Exactly. A test has to state an assertion. It always evaluates a predicate.

> So,
> when I can say, in a Java program, that an instance of
> Integer can never be referred to by an HttpServletRequest
> field because they aren't type conformant, I'm basically
> doing the same thing as I would be if I said that
> Math.abs(-1) is 1, or Foo.bar(12) is 13 if Foo.staticThing
> is 1.

But that's not what type-checking is doing. It doesn't make an explicit assertion about the relation between two arbitrary types. Instead type rules are applied on operands in order to compute the type of the resulting value of an operation. If one of the operands has a type where no rule can be applied the algorithm gets stuck and terminates.

Michael Feathers

Posts: 448
Nickname: mfeathers
Registered: Jul, 2003

Re: Static Type Checks are not Tests Posted: Jul 22, 2007 5:07 AM
Reply to this message Reply
> > When I argue that type checks are tests I'm not saying
> > that we should do away with types. I'm just pointing
> out
> > that typing and traditional testing are connected far
> more
> > than people think.
>
> The similarity is a bit superficial. Type-checking is
> abstract interpretation and when the interpretation gets
> stuck a type error will be reported. That's just like
> letting a program run and raising an exception in case of
> an operation that can't be processed.
>
> > To me, an automated test is a machine verifiable
> boolean
> > statement about a program or a piece of a program.
>
> Exactly. A test has to state an assertion. It always
> evaluates a predicate.
>
> > So,
> > when I can say, in a Java program, that an instance of
> > Integer can never be referred to by an
> HttpServletRequest
> > field because they aren't type conformant, I'm
> basically
> > doing the same thing as I would be if I said that
> > Math.abs(-1) is 1, or Foo.bar(12) is 13 if
> Foo.staticThing
> > is 1.
>
> But that's not what type-checking is doing. It doesn't
> make an explicit assertion about the relation between two
> arbitrary types. Instead type rules are applied on
> operands in order to compute the type of the resulting
> value of an operation. If one of the operands has a type
> where no rule can be applied the algorithm gets stuck and
> terminates.

Sure, there are differences, but at the end of it, traditional tests and type systems serve the same purpose. They allow us to have some assurance about the behavior of a program. Tools like JavaCop are a good example of the sort of thing that blurs the line. Some of the constraints that it imposes are the sort of thing that you can see as part of a type system but it can also be seen as a set of tests.
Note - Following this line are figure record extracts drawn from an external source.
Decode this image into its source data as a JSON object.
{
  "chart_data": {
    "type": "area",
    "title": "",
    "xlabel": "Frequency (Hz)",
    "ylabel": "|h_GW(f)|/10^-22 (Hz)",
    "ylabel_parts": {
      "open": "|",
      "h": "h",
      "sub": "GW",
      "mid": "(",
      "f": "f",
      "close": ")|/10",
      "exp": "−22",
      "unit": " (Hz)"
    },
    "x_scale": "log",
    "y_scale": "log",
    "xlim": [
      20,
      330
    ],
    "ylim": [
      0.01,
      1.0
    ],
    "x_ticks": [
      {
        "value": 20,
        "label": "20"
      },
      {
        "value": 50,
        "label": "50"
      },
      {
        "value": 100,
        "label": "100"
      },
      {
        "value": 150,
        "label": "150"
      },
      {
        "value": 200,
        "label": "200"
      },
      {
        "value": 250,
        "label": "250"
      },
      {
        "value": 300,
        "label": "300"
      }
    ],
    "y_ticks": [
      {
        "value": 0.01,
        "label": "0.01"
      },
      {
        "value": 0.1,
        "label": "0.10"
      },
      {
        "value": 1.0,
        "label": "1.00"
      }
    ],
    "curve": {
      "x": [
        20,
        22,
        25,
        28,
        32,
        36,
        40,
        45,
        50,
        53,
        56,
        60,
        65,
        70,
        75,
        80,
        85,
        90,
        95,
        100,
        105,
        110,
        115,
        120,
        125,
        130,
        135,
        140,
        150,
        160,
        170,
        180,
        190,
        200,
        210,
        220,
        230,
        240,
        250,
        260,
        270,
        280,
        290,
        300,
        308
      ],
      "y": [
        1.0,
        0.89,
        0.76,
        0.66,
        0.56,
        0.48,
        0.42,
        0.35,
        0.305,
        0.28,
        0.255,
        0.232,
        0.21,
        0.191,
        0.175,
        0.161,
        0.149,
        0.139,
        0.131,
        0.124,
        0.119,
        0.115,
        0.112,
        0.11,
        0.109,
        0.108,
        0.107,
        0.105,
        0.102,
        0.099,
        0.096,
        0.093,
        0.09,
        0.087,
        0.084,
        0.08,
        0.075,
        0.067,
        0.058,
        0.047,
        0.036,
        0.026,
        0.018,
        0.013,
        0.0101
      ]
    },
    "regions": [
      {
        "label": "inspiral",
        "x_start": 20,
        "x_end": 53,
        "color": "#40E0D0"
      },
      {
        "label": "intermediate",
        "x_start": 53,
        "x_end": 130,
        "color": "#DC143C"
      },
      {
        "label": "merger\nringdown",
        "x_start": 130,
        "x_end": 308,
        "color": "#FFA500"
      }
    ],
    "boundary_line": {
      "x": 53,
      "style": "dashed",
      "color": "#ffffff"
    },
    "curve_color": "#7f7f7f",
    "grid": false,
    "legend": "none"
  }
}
There are languages out there with extensible type systems. They blur the lines even further.

Erik Engbrecht

Posts: 210
Nickname: eengbrec
Registered: Apr, 2006

Re: Static Type Checks are not Tests Posted: Jul 23, 2007 3:45 AM
Reply to this message Reply
> Sure, there are differences, but at the end of it,
> traditional tests and type systems serve the same purpose.
> They allow us to have some assurance about the behavior
> r of a program. Tools like JavaCop are a good example of
> the sort of thing that blurs the line. Some of the
> constraints that it imposes are the sort of thing that you
> can see as part of a type system but it can also be seen
> as a set of tests.
>
> There are languages out there with extensible type
> systems. They blur the lines even further.

Just because two things serve similar, overlapping purposes, doesn't mean that they are the same thing. I don't think one can be substituted for another. When you use a dynamic language, you are trading a measure of certainty about your code for flexibility.